I've an exercise which is the following:
Gronwall’s Inequality
Let $A > 0, B \geq 0$. Let $(\epsilon_j)_{j \in \mathbb{N}}$ be a sequence of real numbers with $$|\epsilon_{j+1}| \leq (1 + A) | \epsilon_j| + B$$ for $j=0,1 ...$.
Prove by induction that, for $A > B$ it holds that $$|\epsilon_j| \leq |\epsilon_0| \exp(jA) + \frac{B}{A}(\exp(jA) - 1)$$ for $j = 0,1..$
So, here's my proof attempt, which I think is correct, but I'm not $100\%$ sure.
Base case
$j = 0$
$$|\epsilon_0| \leq |\epsilon_0| e^{0A} + \frac{B}{A}(e^{0A} - 1) = |\epsilon_0|$$
Induction hypothesis
Lets assume that $$|\epsilon_j| \leq |\epsilon_j| e^{jA} + \frac{B}{A}(e^{jA} - 1)$$ is true for an arbitrary $j$.
Induction step
$$|\epsilon_{j+1}| \leq (1 + A) |\epsilon_j| + B$$
Now, I'm going to use the induction hypothesis
$$|\epsilon_{j+1}| \leq (1 + A) (|\epsilon_j| * e^{jA} + \frac{B}{A}(e^{jA} - 1)) + B$$
Now I use the fact that $(1 + A) \leq e^{A}$.

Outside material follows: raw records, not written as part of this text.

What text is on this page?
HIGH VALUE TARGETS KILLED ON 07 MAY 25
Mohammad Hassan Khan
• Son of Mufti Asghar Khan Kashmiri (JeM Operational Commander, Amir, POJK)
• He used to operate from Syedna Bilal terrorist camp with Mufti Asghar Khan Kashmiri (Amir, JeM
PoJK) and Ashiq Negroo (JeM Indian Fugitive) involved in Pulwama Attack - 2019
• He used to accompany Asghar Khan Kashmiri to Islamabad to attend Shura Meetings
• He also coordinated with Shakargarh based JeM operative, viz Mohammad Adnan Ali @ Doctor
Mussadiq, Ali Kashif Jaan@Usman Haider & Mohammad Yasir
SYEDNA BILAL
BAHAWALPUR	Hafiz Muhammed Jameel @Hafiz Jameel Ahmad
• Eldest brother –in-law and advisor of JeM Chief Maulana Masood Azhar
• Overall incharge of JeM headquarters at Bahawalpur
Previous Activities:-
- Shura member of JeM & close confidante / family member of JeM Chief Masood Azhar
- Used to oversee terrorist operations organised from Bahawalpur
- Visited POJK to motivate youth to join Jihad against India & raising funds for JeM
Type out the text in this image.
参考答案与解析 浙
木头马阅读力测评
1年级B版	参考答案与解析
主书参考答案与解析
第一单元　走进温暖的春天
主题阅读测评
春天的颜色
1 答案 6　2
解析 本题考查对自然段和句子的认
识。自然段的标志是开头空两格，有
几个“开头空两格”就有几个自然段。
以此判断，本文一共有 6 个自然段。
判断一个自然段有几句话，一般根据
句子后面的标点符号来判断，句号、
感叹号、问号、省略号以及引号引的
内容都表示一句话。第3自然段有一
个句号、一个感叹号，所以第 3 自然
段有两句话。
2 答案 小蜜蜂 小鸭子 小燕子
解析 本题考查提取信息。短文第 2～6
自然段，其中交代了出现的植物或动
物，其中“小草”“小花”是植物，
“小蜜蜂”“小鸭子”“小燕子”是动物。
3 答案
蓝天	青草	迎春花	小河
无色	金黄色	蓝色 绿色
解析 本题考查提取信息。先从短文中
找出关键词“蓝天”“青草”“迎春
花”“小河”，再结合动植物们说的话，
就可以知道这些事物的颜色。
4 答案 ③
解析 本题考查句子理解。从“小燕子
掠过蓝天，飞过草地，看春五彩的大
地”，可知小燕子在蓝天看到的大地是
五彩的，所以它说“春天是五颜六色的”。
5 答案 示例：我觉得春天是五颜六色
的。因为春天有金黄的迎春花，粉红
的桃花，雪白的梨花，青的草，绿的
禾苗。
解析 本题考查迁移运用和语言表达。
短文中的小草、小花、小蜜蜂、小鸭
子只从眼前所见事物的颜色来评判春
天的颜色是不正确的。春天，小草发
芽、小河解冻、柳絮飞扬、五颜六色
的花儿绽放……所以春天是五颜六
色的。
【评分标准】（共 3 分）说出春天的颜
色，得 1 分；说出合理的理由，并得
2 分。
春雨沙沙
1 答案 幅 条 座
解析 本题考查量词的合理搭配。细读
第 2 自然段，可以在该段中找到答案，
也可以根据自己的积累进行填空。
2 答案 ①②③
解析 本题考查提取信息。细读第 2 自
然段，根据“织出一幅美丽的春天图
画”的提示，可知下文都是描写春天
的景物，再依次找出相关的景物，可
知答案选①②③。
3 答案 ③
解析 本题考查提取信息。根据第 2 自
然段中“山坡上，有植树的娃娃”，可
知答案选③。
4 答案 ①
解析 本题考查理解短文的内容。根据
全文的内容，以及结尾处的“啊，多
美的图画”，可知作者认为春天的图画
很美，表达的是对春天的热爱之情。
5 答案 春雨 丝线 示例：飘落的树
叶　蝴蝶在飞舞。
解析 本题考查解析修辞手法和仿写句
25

$$|\epsilon_{j+1}| \leq e^{A}|\epsilon_j| e^{jA} + \frac{B}{A}(e^{jA} - 1)e^{A} + B$$
$$|\epsilon_{j+1}| \leq e^{A(j + 1)}|\epsilon_j| + \frac{B}{A}(e^{jA}e^{A} - e^{A}) + B$$
$$|\epsilon_{j+1}| \leq e^{A(j + 1)}|\epsilon_j| + \frac{B}{A}(e^{A(j + 1)} - e^{A}) + B$$
$$|\epsilon_{j+1}| \leq e^{A(j + 1)}|\epsilon_j| + \frac{B}{A}((e^{A(j + 1)} - e^{A}) + A)$$
Now I use again this fact $(1 + A) \leq e^{A}$, which is equivalent to $A - e^{A}\leq -1$
so we have
$$|\epsilon_{j+1}| \leq e^{A(j + 1)}|\epsilon_j| + \frac{B}{A}(e^{A(j + 1)} - e^{A} + A)$$
$$|\epsilon_{j+1}| \leq e^{A(j + 1)}|\epsilon_j| + \frac{B}{A}(e^{A(j + 1)} - 1)$$
What I'm not sure about is the last step (but this doesn't mean there aren't other errors before). My idea is that if we sum a greater number to any other number the result will be a greater number than summing a smaller number to the corresponding any number.